Tho only thing that I can tell you is that, in Spanish, "_qué será será_" does *not* mean 'what will be, shall be', instead you should say "_lo que sea será_" or "_lo que tenga que ser será_". At most, you could hear "_¿ Qué será, será ?_" as a rather childish way of saying 'I wonder what it will be'.


----------



## Outsider

In another thread about this expression, I speculated that it might be a "Spanishized" spelling of an Italian phrase, done by non-natives. A different hypothesis has since occurred to me. Perhaps it's an archaic spelling of an Italian phrase. I noticed recently that _che_ used to be spelled _que_.


----------



## Arrius

Thank you, *jmartins,* I had thought my thread had sunk without trace.
I can only think then that Marlowe, (a part-time government secret agent who many people think faked his murder at an early age, and turned up again as Shakespeare) had heard the Italian saying and, knowing French better than Italian used the French form of the third person future tense of to be (sera). Even modern English-language writers usually don't bother to check when they use a foreign phrase in their work which doesn't bother many readers. This play, _Dr Faustus,_ is full off Latin quotes which seem to be OK, since at the time upper class Englishmen could generally speak Latin much better than any modern European language except their own.
By the way, we no longer say _what will be, shall be_ as Marlowe did, but _what will be, will be_ perpetuated in the Doris Day song.
I also thank *Outsider,* an undoubted expert in "pan-romance", but after reading carefully what you say, I can't really grasp your meaning. Perhaps you mean that the whole phrase may be archaic Italian. That italian _che_ used to be _que_ is not surprising since the latter is closer to Latin _quod_, but Marlowe uses _che._


----------



## Outsider

Oh, sorry, I hadn't noticed the context of your question. So, the phrase goes back to Shakespeare's time?! How interesting!
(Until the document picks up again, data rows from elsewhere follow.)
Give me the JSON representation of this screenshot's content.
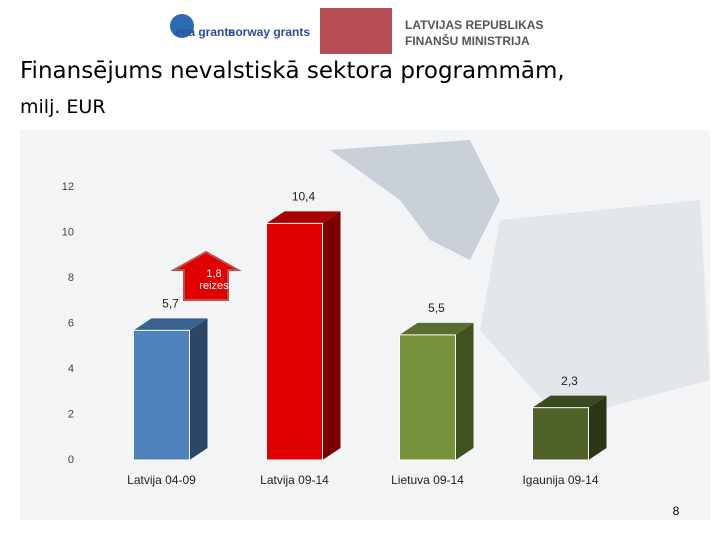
{
  "header": {
    "logo_eea": "eea grants",
    "logo_norway": "norway grants",
    "ministry": [
      "LATVIJAS REPUBLIKAS",
      "FINANŠU MINISTRIJA"
    ]
  },
  "page_number": "8",
  "chart_data": {
    "type": "bar3d",
    "title": "Finansējums nevalstiskā sektora programmām,",
    "subtitle": "milj. EUR",
    "categories": [
      "Latvija 04-09",
      "Latvija 09-14",
      "Lietuva 09-14",
      "Igaunija 09-14"
    ],
    "values": [
      5.7,
      10.4,
      5.5,
      2.3
    ],
    "value_labels": [
      "5,7",
      "10,4",
      "5,5",
      "2,3"
    ],
    "colors": [
      "#4f81bd",
      "#e00000",
      "#77933c",
      "#4f6228"
    ],
    "ylim": [
      0,
      12
    ],
    "yticks": [
      0,
      2,
      4,
      6,
      8,
      10,
      12
    ],
    "annotation": "1,8 reizes",
    "grid": false
  }
}
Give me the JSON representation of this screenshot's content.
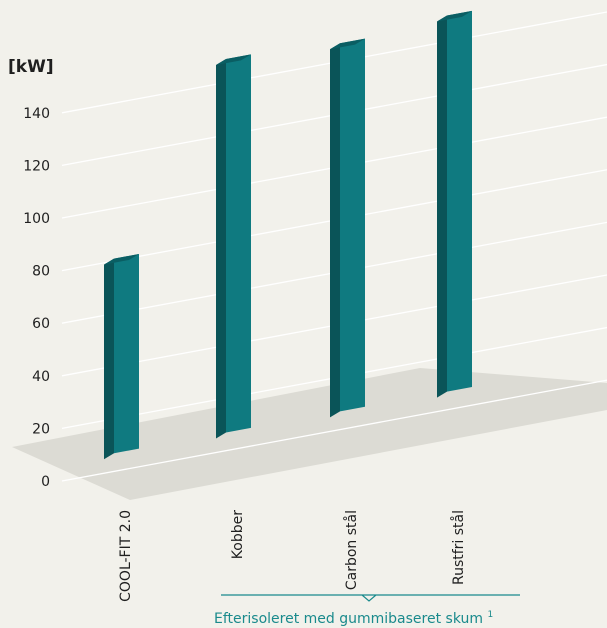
{
  "chart_data": {
    "type": "bar",
    "unit_label": "[kW]",
    "categories": [
      "COOL-FIT 2.0",
      "Kobber",
      "Carbon stål",
      "Rustfri stål"
    ],
    "values": [
      74,
      142,
      140,
      143
    ],
    "y_ticks": [
      "0",
      "20",
      "40",
      "60",
      "80",
      "100",
      "120",
      "140"
    ],
    "ylim": [
      0,
      140
    ],
    "grid": true,
    "bracket_note": "Efterisoleret med gummibaseret skum",
    "bracket_note_sup": "1",
    "colors": {
      "bar_front": "#0f7a80",
      "bar_side": "#0a5458",
      "bar_top": "#0a5e63",
      "floor": "#dcdbd4",
      "grid": "#ffffff",
      "accent": "#1a8a8c"
    }
  }
}
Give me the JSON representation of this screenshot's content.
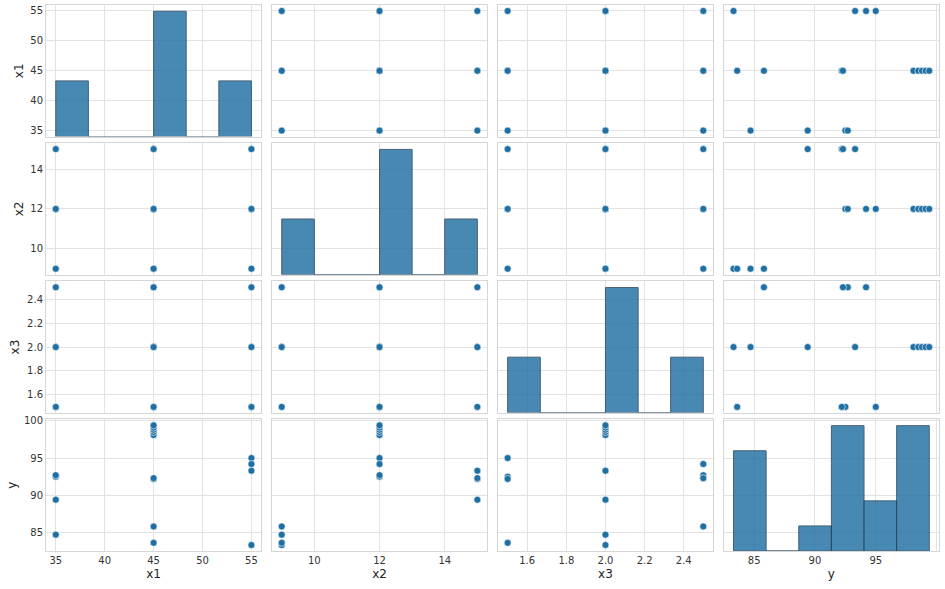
{
  "chart_data": {
    "type": "pairplot",
    "color": "#1f6fa3",
    "marker": "circle",
    "grid": true,
    "variables": [
      {
        "name": "x1",
        "values": [
          35,
          55,
          35,
          55,
          35,
          55,
          35,
          55,
          45,
          45,
          45,
          45,
          45,
          45,
          45,
          45,
          45
        ],
        "lim": [
          34,
          56
        ],
        "ticks": [
          35,
          40,
          45,
          50,
          55
        ],
        "bins": [
          35,
          38.333,
          41.667,
          45,
          48.333,
          51.667,
          55
        ],
        "counts": [
          4,
          0,
          0,
          9,
          0,
          4
        ]
      },
      {
        "name": "x2",
        "values": [
          9,
          9,
          15,
          15,
          12,
          12,
          12,
          12,
          9,
          15,
          9,
          15,
          12,
          12,
          12,
          12,
          12
        ],
        "lim": [
          8.7,
          15.3
        ],
        "ticks": [
          10,
          12,
          14
        ],
        "bins": [
          9,
          10,
          11,
          12,
          13,
          14,
          15
        ],
        "counts": [
          4,
          0,
          0,
          9,
          0,
          4
        ]
      },
      {
        "name": "x3",
        "values": [
          2,
          2,
          2,
          2,
          1.5,
          1.5,
          2.5,
          2.5,
          1.5,
          1.5,
          2.5,
          2.5,
          2,
          2,
          2,
          2,
          2
        ],
        "lim": [
          1.45,
          2.55
        ],
        "ticks": [
          1.6,
          1.8,
          {
            "value": 2,
            "label": "2.0"
          },
          2.2,
          2.4
        ],
        "bins": [
          1.5,
          1.667,
          1.833,
          2.0,
          2.167,
          2.333,
          2.5
        ],
        "counts": [
          4,
          0,
          0,
          9,
          0,
          4
        ]
      },
      {
        "name": "y",
        "values": [
          84.7,
          83.3,
          89.4,
          93.3,
          92.5,
          95.0,
          92.7,
          94.2,
          83.6,
          92.2,
          85.8,
          92.3,
          98.1,
          98.5,
          98.8,
          99.1,
          99.4
        ],
        "lim": [
          82.5,
          100.2
        ],
        "ticks": [
          85,
          90,
          95,
          100
        ],
        "bins": [
          83.3,
          85.983,
          88.667,
          91.35,
          94.033,
          96.717,
          99.4
        ],
        "counts": [
          4,
          0,
          1,
          5,
          2,
          5
        ]
      }
    ]
  }
}
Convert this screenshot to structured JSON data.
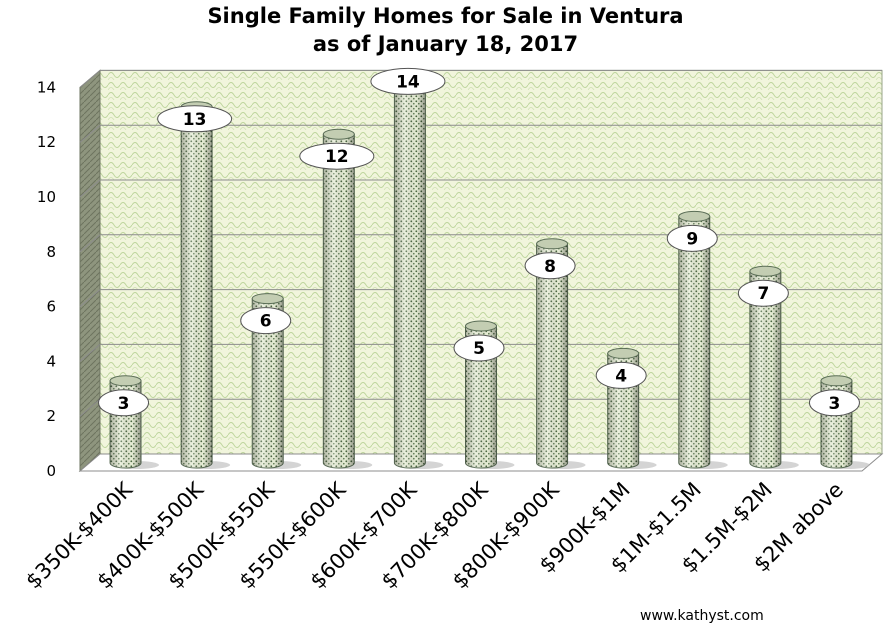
{
  "chart_data": {
    "type": "bar",
    "title_line1": "Single Family Homes for Sale in Ventura",
    "title_line2": "as of January 18, 2017",
    "categories": [
      "$350K-$400K",
      "$400K-$500K",
      "$500K-$550K",
      "$550K-$600K",
      "$600K-$700K",
      "$700K-$800K",
      "$800K-$900K",
      "$900K-$1M",
      "$1M-$1.5M",
      "$1.5M-$2M",
      "$2M above"
    ],
    "values": [
      3,
      13,
      6,
      12,
      14,
      5,
      8,
      4,
      9,
      7,
      3
    ],
    "ylim": [
      0,
      14
    ],
    "yticks": [
      0,
      2,
      4,
      6,
      8,
      10,
      12,
      14
    ],
    "grid": true,
    "legend": "none",
    "bar_shape": "cylinder",
    "colors": {
      "bar_fill": "#e4ecd0",
      "bar_dots": "#4e6b47",
      "wall": "#eef3d6",
      "wall_pattern": "#bcd39a",
      "side_wall": "#8a9279",
      "grid": "#8c8c8c"
    }
  },
  "footer": {
    "watermark": "www.kathyst.com"
  }
}
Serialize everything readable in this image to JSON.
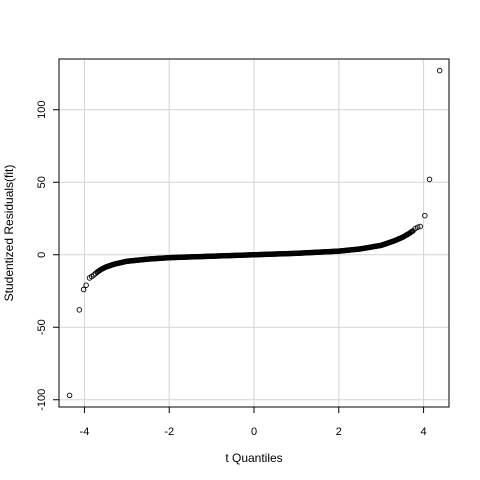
{
  "chart_data": {
    "type": "scatter",
    "xlabel": "t Quantiles",
    "ylabel": "Studentized Residuals(fit)",
    "xlim": [
      -4.6,
      4.6
    ],
    "ylim": [
      -105,
      135
    ],
    "x_ticks": [
      -4,
      -2,
      0,
      2,
      4
    ],
    "y_ticks": [
      -100,
      -50,
      0,
      50,
      100
    ],
    "x_tick_labels": [
      "-4",
      "-2",
      "0",
      "2",
      "4"
    ],
    "y_tick_labels": [
      "-100",
      "-50",
      "0",
      "50",
      "100"
    ],
    "grid": true,
    "grid_color": "#d3d3d3",
    "point_color": "#000000",
    "outliers": [
      {
        "x": -4.35,
        "y": -97
      },
      {
        "x": -4.12,
        "y": -38
      },
      {
        "x": -4.02,
        "y": -24
      },
      {
        "x": -3.96,
        "y": -21
      },
      {
        "x": -3.88,
        "y": -16
      },
      {
        "x": -3.83,
        "y": -15
      },
      {
        "x": -3.78,
        "y": -14
      },
      {
        "x": -3.74,
        "y": -13
      },
      {
        "x": 3.8,
        "y": 18
      },
      {
        "x": 3.86,
        "y": 19
      },
      {
        "x": 3.92,
        "y": 19.5
      },
      {
        "x": 4.03,
        "y": 27
      },
      {
        "x": 4.14,
        "y": 52
      },
      {
        "x": 4.38,
        "y": 127
      }
    ],
    "curve_points": [
      {
        "x": -3.7,
        "y": -12
      },
      {
        "x": -3.6,
        "y": -10
      },
      {
        "x": -3.5,
        "y": -8.5
      },
      {
        "x": -3.3,
        "y": -6.5
      },
      {
        "x": -3.0,
        "y": -4.5
      },
      {
        "x": -2.5,
        "y": -3
      },
      {
        "x": -2.0,
        "y": -2
      },
      {
        "x": -1.0,
        "y": -1
      },
      {
        "x": 0.0,
        "y": 0
      },
      {
        "x": 1.0,
        "y": 1
      },
      {
        "x": 2.0,
        "y": 2.5
      },
      {
        "x": 2.5,
        "y": 4
      },
      {
        "x": 3.0,
        "y": 6.5
      },
      {
        "x": 3.3,
        "y": 9.5
      },
      {
        "x": 3.5,
        "y": 12
      },
      {
        "x": 3.65,
        "y": 14.5
      },
      {
        "x": 3.75,
        "y": 16.5
      }
    ]
  }
}
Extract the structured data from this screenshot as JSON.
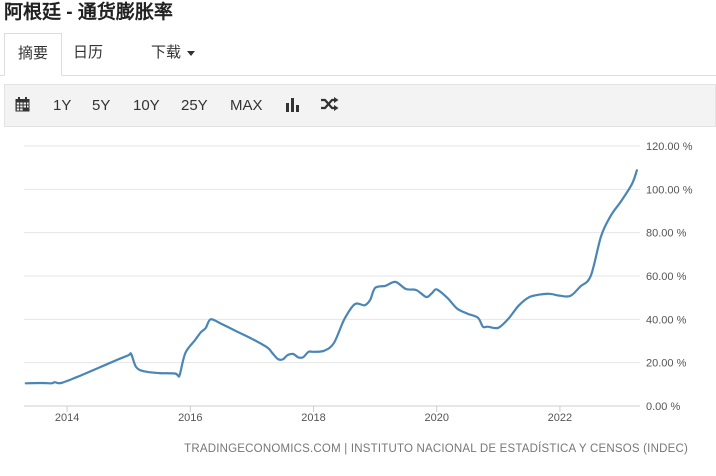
{
  "page": {
    "title": "阿根廷 - 通货膨胀率"
  },
  "tabs": [
    {
      "label": "摘要"
    },
    {
      "label": "日历"
    },
    {
      "label": "下载"
    }
  ],
  "toolbar": {
    "ranges": [
      "1Y",
      "5Y",
      "10Y",
      "25Y",
      "MAX"
    ],
    "icons": [
      "calendar-icon",
      "bar-chart-icon",
      "shuffle-icon"
    ]
  },
  "colors": {
    "line": "#4a86b5",
    "grid": "#e6e6e6",
    "axis_text": "#555555"
  },
  "chart_data": {
    "type": "line",
    "title": "",
    "xlabel": "",
    "ylabel": "",
    "ylim": [
      0,
      120
    ],
    "yticks": [
      0,
      20,
      40,
      60,
      80,
      100,
      120
    ],
    "ytick_labels": [
      "0.00 %",
      "20.00 %",
      "40.00 %",
      "60.00 %",
      "80.00 %",
      "100.00 %",
      "120.00 %"
    ],
    "xlim": [
      2013.3,
      2023.3
    ],
    "xticks": [
      2014,
      2016,
      2018,
      2020,
      2022
    ],
    "xtick_labels": [
      "2014",
      "2016",
      "2018",
      "2020",
      "2022"
    ],
    "grid": true,
    "legend": "none",
    "series": [
      {
        "unit": "%",
        "x": [
          2013.33,
          2013.58,
          2013.75,
          2013.8,
          2013.9,
          2014.17,
          2014.5,
          2014.83,
          2015.0,
          2015.04,
          2015.12,
          2015.25,
          2015.5,
          2015.75,
          2015.8,
          2015.83,
          2015.92,
          2016.08,
          2016.17,
          2016.25,
          2016.33,
          2016.5,
          2016.75,
          2017.0,
          2017.25,
          2017.33,
          2017.42,
          2017.5,
          2017.58,
          2017.67,
          2017.75,
          2017.83,
          2017.92,
          2018.0,
          2018.17,
          2018.33,
          2018.5,
          2018.67,
          2018.83,
          2018.92,
          2019.0,
          2019.17,
          2019.33,
          2019.5,
          2019.67,
          2019.83,
          2019.92,
          2020.0,
          2020.17,
          2020.33,
          2020.5,
          2020.67,
          2020.75,
          2020.83,
          2021.0,
          2021.17,
          2021.33,
          2021.5,
          2021.67,
          2021.83,
          2022.0,
          2022.17,
          2022.33,
          2022.5,
          2022.67,
          2022.83,
          2023.0,
          2023.17,
          2023.25
        ],
        "y": [
          10.5,
          10.6,
          10.5,
          11.0,
          10.6,
          13.5,
          17.5,
          21.5,
          23.5,
          24.0,
          18.0,
          16.0,
          15.2,
          15.0,
          14.0,
          14.5,
          24.5,
          30.5,
          34.0,
          36.0,
          40.0,
          38.0,
          34.5,
          31.0,
          27.0,
          24.5,
          21.7,
          21.5,
          23.5,
          24.0,
          22.5,
          22.5,
          25.0,
          25.0,
          25.5,
          29.0,
          40.0,
          47.0,
          46.5,
          49.0,
          54.5,
          55.5,
          57.3,
          54.0,
          53.5,
          50.3,
          52.0,
          53.8,
          50.0,
          45.0,
          42.6,
          40.7,
          36.6,
          36.6,
          36.1,
          40.5,
          46.3,
          50.2,
          51.4,
          51.8,
          50.9,
          50.8,
          55.1,
          60.0,
          78.5,
          88.0,
          94.8,
          102.5,
          108.8
        ]
      }
    ]
  },
  "source": {
    "text": "TRADINGECONOMICS.COM | INSTITUTO NACIONAL DE ESTADÍSTICA Y CENSOS (INDEC)"
  }
}
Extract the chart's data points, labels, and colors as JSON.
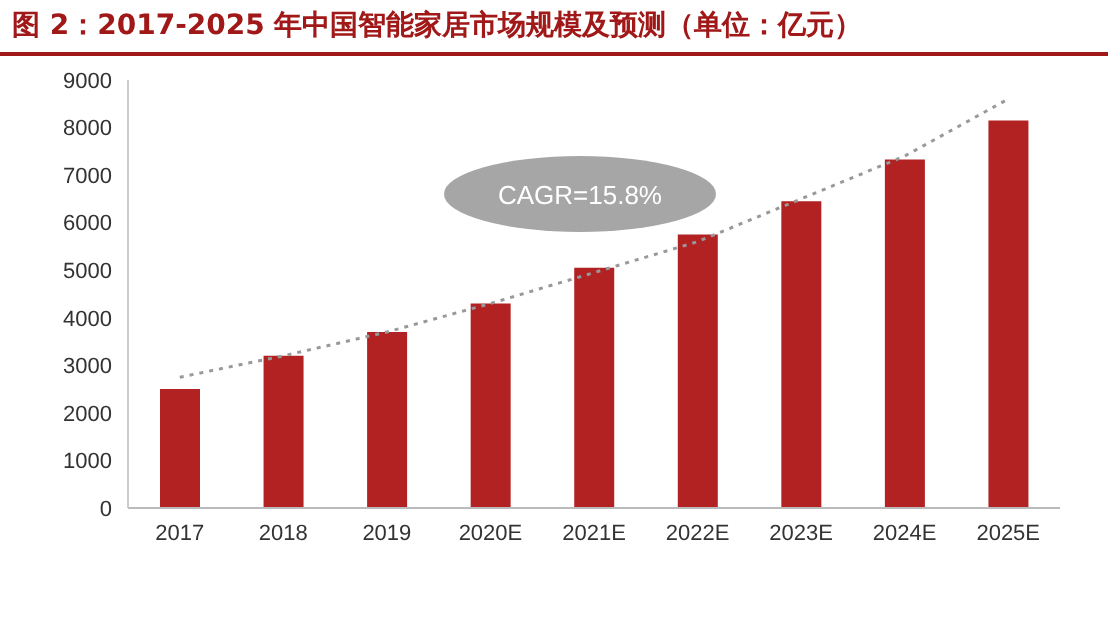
{
  "chart_data": {
    "type": "bar",
    "title": "图 2：2017-2025 年中国智能家居市场规模及预测（单位：亿元）",
    "categories": [
      "2017",
      "2018",
      "2019",
      "2020E",
      "2021E",
      "2022E",
      "2023E",
      "2024E",
      "2025E"
    ],
    "series": [
      {
        "color": "#b22222",
        "values": [
          2500,
          3200,
          3700,
          4300,
          5050,
          5750,
          6450,
          7330,
          8150
        ]
      },
      {
        "type": "line",
        "color": "#999999",
        "line_style": "dotted",
        "marker": "none",
        "values": [
          2750,
          3200,
          3700,
          4300,
          4950,
          5600,
          6500,
          7400,
          8600
        ]
      }
    ],
    "ylim": [
      0,
      9000
    ],
    "yticks": [
      0,
      1000,
      2000,
      3000,
      4000,
      5000,
      6000,
      7000,
      8000,
      9000
    ],
    "annotations": [
      "CAGR=15.8%"
    ]
  }
}
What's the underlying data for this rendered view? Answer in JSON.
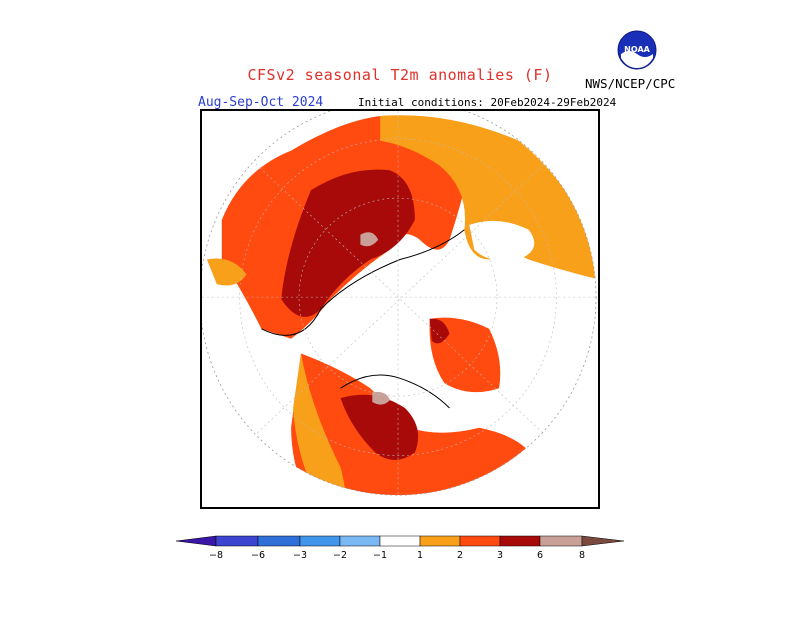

Could it be then that _Che sera, sera_ is in some Italian dialect? In modern standard Italian, the phrase would be _Che sarà, sarà_, with an "a"...


----------



## Arrius

The modern Italian phrase you have given, *Outsider*, is the Italian form I gave in Post 1.  Italian has many dialects, some of them not readily inter-intelligible, so it is possible that the form used by Marlowe is Italian dialect, but I now tend to think he just slipped up, as Shakespeare (if he wasn't really the resurrected Marlowe) also did sometimes when he introduced foreign snippets into his plays. "He knew small Latin and less Greek". Perhaps some Italian who knows a few dialects can tell us, but I doubt if one will drop by.


----------



## irene.acler

I can tell you that "che sera sera" doesn't belong to my dialect (_trentino_, north of Italy), for sure. 
I don't know if in the dialects in the south it is used..


----------



## Arrius

Thank you, *irene.a*c*ier*. That rules one dialect out, but as I said, it may just have been a mistake. Strangely enough it was written that way by a forero on the earlier thread that both I and *Outsider* have both given independently, one who is very unlikely to have read Marlowe.


----------